Arctic reindeer
- Conservation status: Extinct (1900) (IUCN 3.1)

Scientific classification
- Kingdom: Animalia
- Phylum: Chordata
- Class: Mammalia
- Infraclass: Placentalia
- Order: Artiodactyla
- Family: Cervidae
- Subfamily: Capreolinae
- Genus: Rangifer
- Species: R. tarandus
- Subspecies: †R. t. eogroenlandicus
- Trinomial name: †Rangifer tarandus eogroenlandicus Degerbøl, 1957

= Arctic reindeer =

Extinct subspecies of reindeer

The Arctic reindeer (Rangifer tarandus eogroenlandicus), properly known as the East Greenland caribou, was a subspecies of the reindeer (or the caribou in North America) that once lived in eastern Greenland. It has been extinct since 1900.

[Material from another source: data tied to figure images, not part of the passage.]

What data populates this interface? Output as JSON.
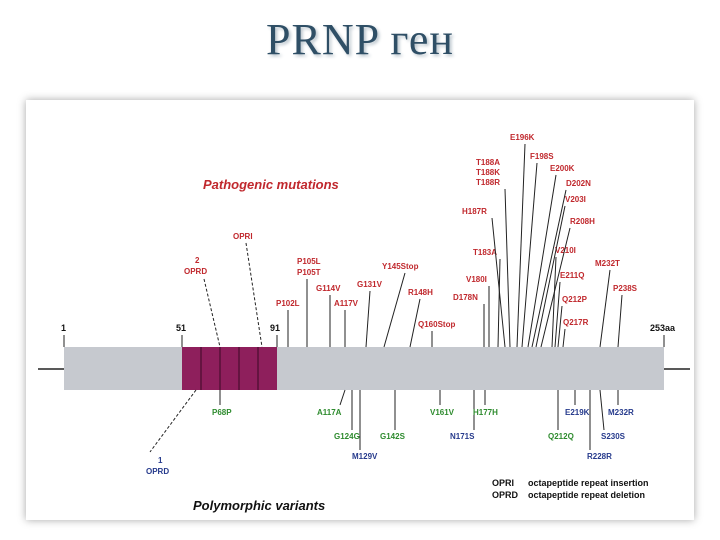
{
  "title": "PRNP ген",
  "headings": {
    "pathogenic": "Pathogenic mutations",
    "polymorphic": "Polymorphic variants"
  },
  "positions": {
    "start": "1",
    "oprd_start": "51",
    "oprd_end": "91",
    "end": "253aa"
  },
  "legend": [
    {
      "abbr": "OPRI",
      "desc": "octapeptide repeat insertion"
    },
    {
      "abbr": "OPRD",
      "desc": "octapeptide repeat deletion"
    }
  ],
  "colors": {
    "gene_bar": "#c6c9cf",
    "octarepeat": "#8e1f5c",
    "pathogenic": "#c0282d",
    "poly_green": "#2e8b2e",
    "poly_blue": "#263a8c",
    "title": "#2f4f66"
  },
  "pathogenic_labels": [
    "OPRI",
    "2 OPRD",
    "P102L",
    "P105L P105T",
    "G114V",
    "A117V",
    "G131V",
    "Y145Stop",
    "R148H",
    "Q160Stop",
    "T183A",
    "V180I",
    "D178N",
    "H187R",
    "T188A T188K T188R",
    "E196K",
    "F198S",
    "E200K",
    "D202N",
    "V203I",
    "R208H",
    "V210I",
    "E211Q",
    "Q212P",
    "Q217R",
    "M232T",
    "P238S"
  ],
  "polymorphic_labels": [
    "P68P",
    "1 OPRD",
    "A117A",
    "G124G",
    "G142S",
    "M129V",
    "V161V",
    "H177H",
    "N171S",
    "E219K",
    "M232R",
    "Q212Q",
    "S230S",
    "R228R"
  ]
}
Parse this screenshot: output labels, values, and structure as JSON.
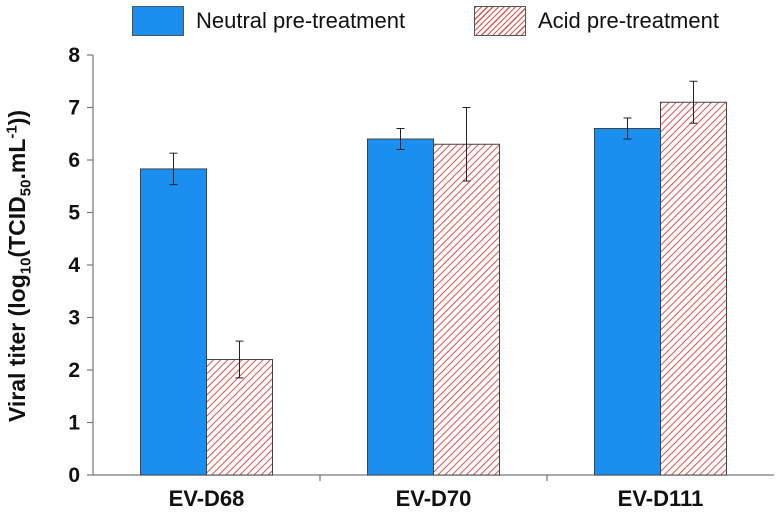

Archaeologists have found bones of small caribou the size of Peary caribou, Rangifer arcticus pearyi, throughout Greenland in the Illinoian-Wisconsin interglacial and through the LGM and early Holocene (Meldgaard 1986).  Degerbøl (1957) described the East Greenland caribou (reindeer), R. t. eogroenlandicus, a small caribou that became extinct about 1900, from a relict enclave in north-eastern Greenland (see Figure 2 in Harding, 2022). However, Anderson (1946) thought that the small caribou that were occasionally found in northwest Greenland (and by implication, throughout Greenland in prehistoric times) were Peary caribou. Bennike (1988), comparing bones and noting that Peary caribou have been documented crossing Nares Strait to Greenland, doubted that pearyi and eogroenlandicus were subspecifically distinct. That Peary caribou shared certain mtDNA haplotypes and morphological similarities with it (Kvie et al. 2016) casts further doubt on the validity of R. t. eogroenlandicus. Inuit Qaujimajatuqangit (traditional or community knowledge) records that Peary caribou do, occasionally, cross to Greenland.

The (West) Greenland caribou or reindeer (R. groenlandicus after a recent revision) is larger and darker and not referable to either R. a. pearyi or R. t. eogroenlandicus.

== Canadian Arctic Archipelago ==
Caribou on most of the High Arctic islands are Peary caribou, R. arcticus pearyi.

== Svalbard, Norway ==
Reindeer on the island group of Svalbard have recently been classified as a full species, R. platyrhinchus. See Svalbard reindeer.

== Other reindeer and caribou populations ==
Many other caribou (North America) and reindeer (Eurasia) live in Arctic regions, that is, north of the Arctic Circle at 66° North (or in tundra, under a botanical definition of Arctic). See Reindeer.